Similarly, I read of a young Cistercian monk who from pride and self-will when the psalmody was begun in a low voice, he said it three notes higher even though some of the older monks would have sung it as it was begun. Yet with the help of others who favored him, he prevailed against them and held forth his own and they gave way. Then immediately it was seen openly how the fiend coming out of his mouth in the likeness of hot burning iron entered into all his helpers.
Just as a man who climbs high loses his footing and hold sometimes and so falls and breaks his neck, just so such high singers who lose the footing of humility and have no hold of devotion above fall down by pride and break their spiritual necks. Just as every note and devout song shall have a special reward from God, just so the fiends mark every note of such proud songs to have the singers punished for them.
For at one time when clerks sang in the choir with high and loud voices, a religious man saw how the fiend sat on high with a great sack in his left hand and with his right hand he put into it all their voices and songs. When the service was done they rejoiced greatly and gladly among themselves as if they had praised God properly with their songs. Then the holy man said to them, “You have sung fast” he said, “And have filled a great sack full.” They asked him what he meant, and he told them what he had seen. Then they were ashamed as much as they had rejoiced before.

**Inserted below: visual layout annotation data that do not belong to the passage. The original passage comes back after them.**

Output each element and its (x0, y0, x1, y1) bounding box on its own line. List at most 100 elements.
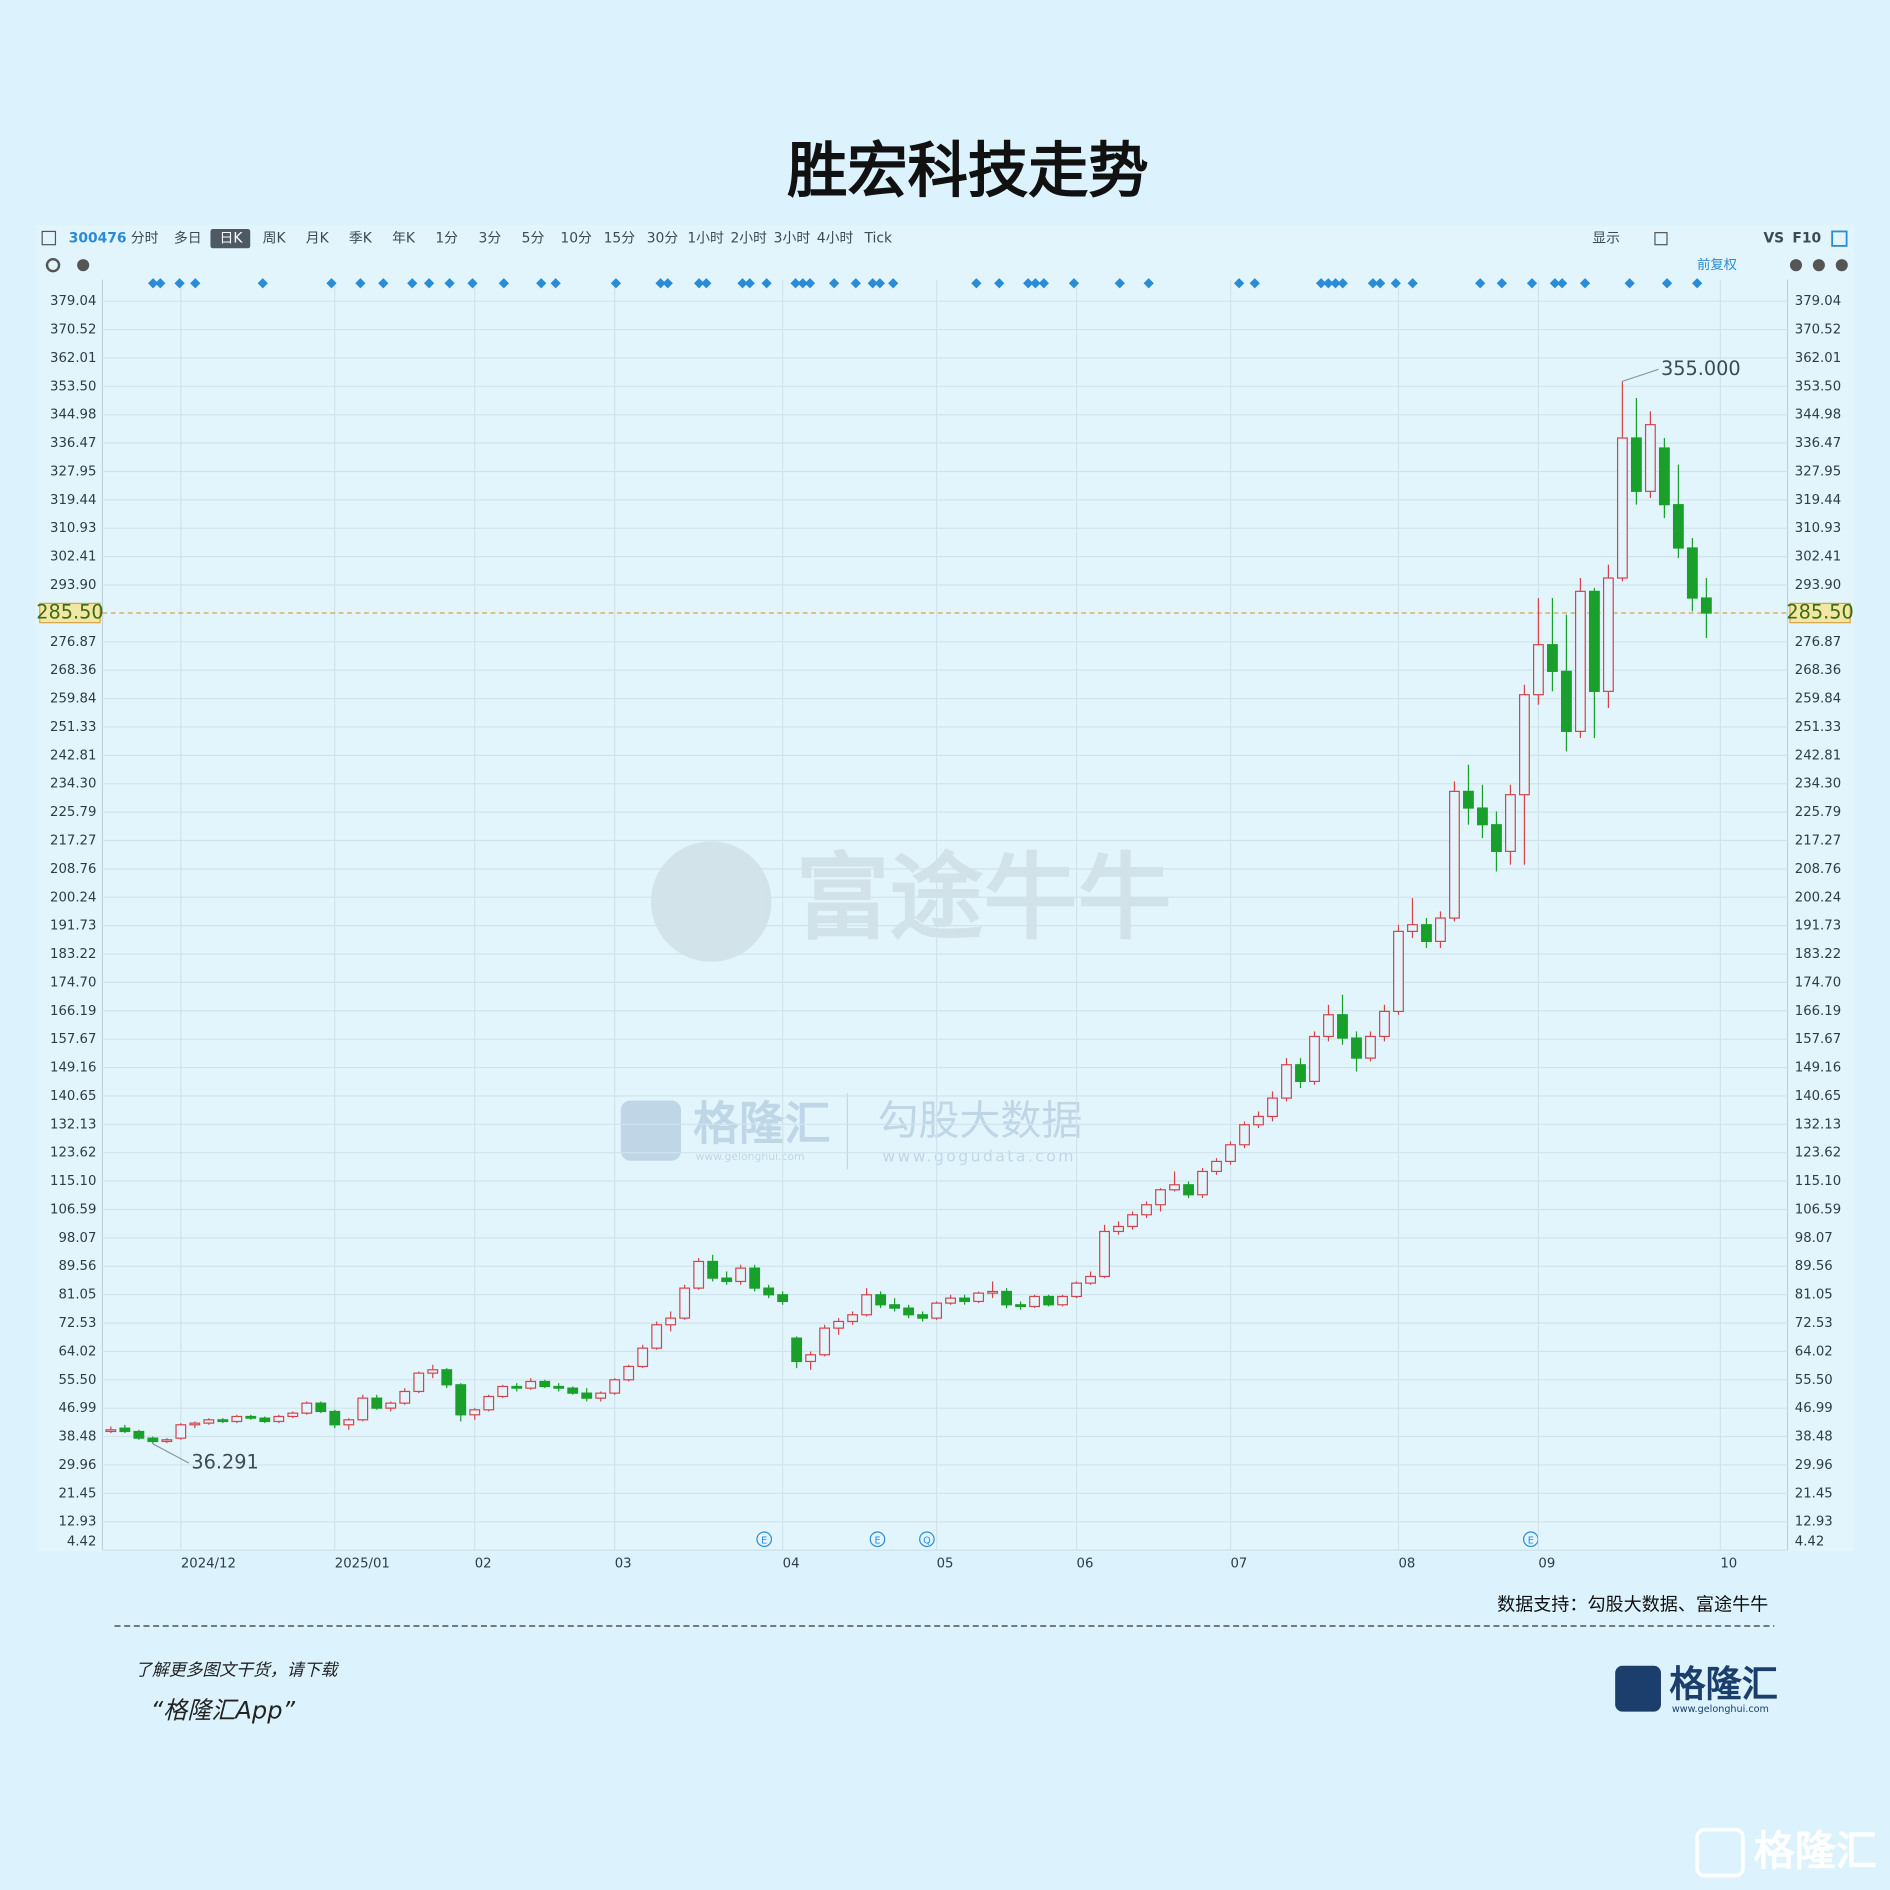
period-button[interactable]: 日K (219, 231, 243, 247)
y2-tick-label: 302.41 (1795, 550, 1841, 565)
candle-body (217, 1419, 229, 1423)
candle-body (1029, 1295, 1040, 1308)
sidebar-icon[interactable] (41, 230, 57, 246)
event-icon[interactable] (756, 1531, 773, 1548)
adjust-menu[interactable]: 前复权 (1697, 256, 1737, 273)
y2-tick-label: 200.24 (1795, 890, 1841, 905)
period-button[interactable]: 月K (306, 231, 330, 247)
candle-body (805, 1354, 817, 1363)
vs-button[interactable]: VS (1763, 231, 1784, 247)
y2-tick-label: 310.93 (1795, 521, 1841, 536)
candle-body (777, 1294, 789, 1303)
candle-body (1001, 1290, 1013, 1306)
box-icon[interactable] (1654, 232, 1668, 246)
candle-body (1099, 1230, 1110, 1278)
candle-body (1421, 924, 1432, 943)
period-button[interactable]: 1小时 (687, 231, 724, 247)
y2-tick-label: 251.33 (1795, 720, 1841, 735)
info-icon[interactable] (77, 259, 90, 272)
y2-tick-label: 64.02 (1795, 1344, 1833, 1359)
period-button[interactable]: 年K (392, 231, 416, 247)
period-button[interactable]: 4小时 (817, 231, 854, 247)
candle-body (1435, 917, 1446, 943)
y-tick-label: 12.93 (58, 1515, 96, 1530)
signal-marker (467, 278, 478, 289)
y2-tick-label: 336.47 (1795, 436, 1841, 451)
y-tick-label: 166.19 (50, 1004, 96, 1019)
watermark-logo (650, 841, 772, 962)
y2-tick-label: 4.42 (1795, 1535, 1825, 1550)
zoom-out2[interactable] (1812, 259, 1825, 272)
y2-tick-label: 72.53 (1795, 1316, 1833, 1331)
candle-body (735, 1267, 747, 1283)
y-tick-label: 174.70 (50, 975, 96, 990)
y2-tick-label: 293.90 (1795, 578, 1841, 593)
candle-body (861, 1294, 873, 1316)
y-tick-label: 251.33 (50, 720, 96, 735)
zoom-in[interactable] (1835, 259, 1848, 272)
x-tick-label: 10 (1720, 1556, 1737, 1571)
y2-tick-label: 259.84 (1795, 692, 1841, 707)
candle-body (679, 1287, 691, 1319)
period-button[interactable]: 10分 (560, 231, 592, 247)
y2-tick-label: 12.93 (1795, 1515, 1833, 1530)
y2-tick-label: 46.99 (1795, 1401, 1833, 1416)
period-button[interactable]: 分时 (131, 231, 159, 247)
period-button[interactable]: 1分 (435, 231, 458, 247)
y2-tick-label: 81.05 (1795, 1288, 1833, 1303)
y-tick-label: 98.07 (58, 1231, 96, 1246)
y2-tick-label: 21.45 (1795, 1486, 1833, 1501)
y-tick-label: 4.42 (67, 1535, 97, 1550)
event-label: Q (923, 1535, 931, 1546)
y2-tick-label: 183.22 (1795, 947, 1841, 962)
candle-body (1546, 644, 1558, 672)
y-tick-label: 149.16 (50, 1061, 96, 1076)
period-button[interactable]: 5分 (522, 231, 545, 247)
period-button[interactable]: 3分 (479, 231, 502, 247)
event-label: E (1528, 1535, 1534, 1546)
candle-body (413, 1372, 425, 1393)
event-icon[interactable] (919, 1531, 935, 1548)
y2-tick-label: 166.19 (1795, 1004, 1841, 1019)
price-tag-bg (39, 602, 101, 624)
period-button[interactable]: 30分 (647, 231, 679, 247)
display-menu[interactable]: 显示 (1592, 231, 1620, 247)
x-tick-label: 08 (1398, 1556, 1415, 1571)
candle-body (1630, 437, 1642, 492)
y2-tick-label: 89.56 (1795, 1259, 1833, 1274)
candle-body (1337, 1014, 1348, 1039)
f10-button[interactable]: F10 (1792, 231, 1821, 247)
watermark-text: 勾股大数据 (878, 1096, 1083, 1144)
candle-body (175, 1424, 187, 1439)
period-button[interactable]: 季K (349, 231, 373, 247)
candle-body (1043, 1295, 1054, 1306)
candle-body (1532, 644, 1544, 696)
event-icon[interactable] (869, 1531, 886, 1548)
settings-icon[interactable] (45, 257, 61, 273)
period-button[interactable]: 3小时 (774, 231, 811, 247)
candle-body (1197, 1170, 1208, 1196)
signal-marker (423, 278, 435, 289)
y-tick-label: 183.22 (50, 947, 96, 962)
candle-body (1211, 1160, 1222, 1173)
candle-body (1616, 437, 1628, 579)
candle-body (1127, 1214, 1138, 1228)
period-button[interactable]: Tick (863, 231, 892, 247)
event-label: E (761, 1535, 767, 1546)
y2-tick-label: 370.52 (1795, 323, 1841, 338)
candle-body (903, 1307, 915, 1316)
candle-body (973, 1292, 985, 1303)
period-button[interactable]: 周K (263, 231, 287, 247)
panel-icon[interactable] (1831, 230, 1848, 247)
price-tag: 285.50 (36, 601, 103, 624)
period-button[interactable]: 多日 (174, 230, 202, 247)
zoom-out[interactable] (1789, 259, 1803, 272)
x-tick-label: 05 (937, 1556, 954, 1571)
y-tick-label: 191.73 (50, 919, 96, 934)
period-button[interactable]: 15分 (604, 231, 636, 247)
y-tick-label: 157.67 (50, 1032, 96, 1047)
candle-body (1560, 670, 1572, 732)
y-tick-label: 344.98 (50, 408, 96, 423)
period-button[interactable]: 2小时 (730, 231, 767, 247)
candle-body (1602, 577, 1614, 692)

Therefore our merciful Lord Jesus Christ wills that all such songs should be excluded from this order; he himself bids that your song should not be novel nor high nor vain but in all ways humble, sad, and sober saying thus to our holy mother St. Bridget: “Have you not read that the sister of Moses on account of the great miracle that was done in the Red Sea went out with virgins and women singing timpani and with cymbals a song of joy to God? So should my mother’s daughters go out of the Red Sea. That is to say, and pleasures of the world, having in the hands of their works timpani– that is to say, abstinence from fleshly lusts – and cymbals of clear praising whose song ought not to be slothful nor broken nor dissolute but honest and sad and in unison and in all ways humble. Following the song of those who are called Charterhouse whose psalmody savors more of the sweetness of the soul and humility and devotion than any vain outward showing. For the heart is not clean from sin when the song delights the singer more than the thing that is sung. It is in always abominable towards God when the lifting up of the voice is more for the hearers then for God.” These are the words of our Lord Jesus Christ.